A model displays a gold crown with diamonds during an exhibition "Jeweller-2006. Best jewelry of Russia" in Moscow in early September. As the world's second-largest diamond producer, Russia's Alrosa has already made its mark on world markets. But the Russian state is aiming to transform Alrosa into Russia's latest national champion.
(AFP/File)

As the world's second-largest diamond producer, Russia's Alrosa has already made its mark on world markets. But for the Kremlin, this is just the beginning.

The Russian state is aiming to transform this secretive group into Russia's latest national champion, a mining giant that will branch out into metals and hydrocarbons and push Russia's economic expansion deep into Africa.

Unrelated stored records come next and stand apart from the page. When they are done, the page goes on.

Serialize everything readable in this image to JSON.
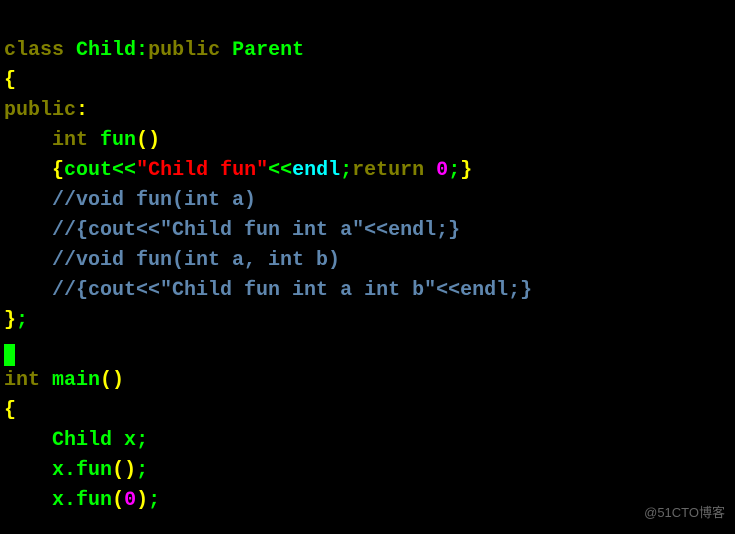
{
  "line1": {
    "class": "class",
    "child": "Child",
    "colon": ":",
    "public": "public",
    "parent": "Parent"
  },
  "line2": {
    "brace": "{"
  },
  "line3": {
    "public": "public",
    "colon": ":"
  },
  "line4": {
    "indent": "    ",
    "int": "int",
    "sp": " ",
    "fun": "fun",
    "par": "()"
  },
  "line5": {
    "indent": "    ",
    "lb": "{",
    "cout": "cout",
    "ll1": "<<",
    "str": "\"Child fun\"",
    "ll2": "<<",
    "endl": "endl",
    "semi": ";",
    "ret": "return",
    "sp": " ",
    "zero": "0",
    "semi2": ";",
    "rb": "}"
  },
  "line6": {
    "indent": "    ",
    "text": "//void fun(int a)"
  },
  "line7": {
    "indent": "    ",
    "text": "//{cout<<\"Child fun int a\"<<endl;}"
  },
  "line8": {
    "indent": "    ",
    "text": "//void fun(int a, int b)"
  },
  "line9": {
    "indent": "    ",
    "text": "//{cout<<\"Child fun int a int b\"<<endl;}"
  },
  "line10": {
    "brace": "}",
    "semi": ";"
  },
  "line12": {
    "int": "int",
    "sp": " ",
    "main": "main",
    "par": "()"
  },
  "line13": {
    "brace": "{"
  },
  "line14": {
    "indent": "    ",
    "child": "Child",
    "sp": " ",
    "x": "x",
    "semi": ";"
  },
  "line15": {
    "indent": "    ",
    "x": "x",
    "dot": ".",
    "fun": "fun",
    "par": "()",
    "semi": ";"
  },
  "line16": {
    "indent": "    ",
    "x": "x",
    "dot": ".",
    "fun": "fun",
    "lp": "(",
    "zero": "0",
    "rp": ")",
    "semi": ";"
  },
  "watermark": "@51CTO博客"
}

Alrosa is "a company of strategic importance," Finance Minister Alexei Kudrin said in February, placing Alrosa alongside state gas monopoly Gazprom and state arms exporter Rosoboronexport, two pillars of Russia's increasingly Kremlin-directed economy.

And though Alrosa, which produces 25 percent of the world's raw diamonds, is currently "one of the most closed groups" it will become more "open and public," said Kudrin, who is also chairman of the group's board of directors.

In the meantime, the Russian state plans to reorganize the company and consolidate it with other mining assets.

The Russian state "should receive 50 percent of the company ... by the end of the year," Alrosa's general director Alexander Nichiporuk said this week in eastern Siberia's Yakutia region, home to most of the group's diamond mines.

The Russian state currently owns 37 percent of the company's shares, and state bank Vneshtorgbank recently purchased another 10 percent that should wind up in Kremlin hands.

But Moscow faces fierce opposition from local authorities in Yakutia, Russia's largest region, who do not want to cede their 40-percent stake in the company.

Yakutia got its share of Alrosa via a secret decree in President Boris Yeltsin's time, and fears that losing it would mean the end of its economic autonomy from Moscow.

But the Kremlin has set its sights on Alrosa as part of its plan to re-establish control over key sectors of the economy that were yielded in the 1990s either to oligarchs or to regional administrations, as in Alrosa's case.

Alrosa is likely to serve as "an outpost for consolidating the state's assets in Yakutia," an immensely resource-rich region, and in time become "a mining champion," Troika Dialog analyst Alexander Kudrin said.

The diamond producer has recently acquired half of the Russian oil and gas company Sakhaneftegaz and plans to extract oil in Angola, as well buy up coal and gold deposits.

The company is also doing extraction work at the Catoca diamond mine in Angola and wants to develop similar projects in the Democratic Republic of Congo and Guinea, Nichiporuk said.

If Alrosa's ambitious plans become a reality, "it is very likely that in time it may decide to enter the stock exchange" to attract the necessary capital, analyst Alexander Kudrin said.

During the Soviet era, Russian diamonds were sold exclusively on the domestic market and to the South African giant De Beers, which with Alrosa has an exclusive contract.

Alrosa still sells 24 percent of its production to De Beers, but has already begun developing its own distribution network.

It has been asked to do so by European authorities which have cast a cold eye on the Russian-South African alliance and demanded that the two diamond giants part ways by 2009.

The Russian group is striving to develop an internationally-recognized brand that will rival the omnipresent De Beers, and has already opened offices in Hong Kong, Antwerp, Geneva, New York, London and Israel.

Alrosa sold 30-33 million carats of diamonds last year, totaling 3.4 billion dollars (2.65 billion euros) for a net profit of 550 million dollars, its president said.

The Russian giant is aiming for a similar profit margin this year despite a downturn in the market as the world's raw diamond stock grows.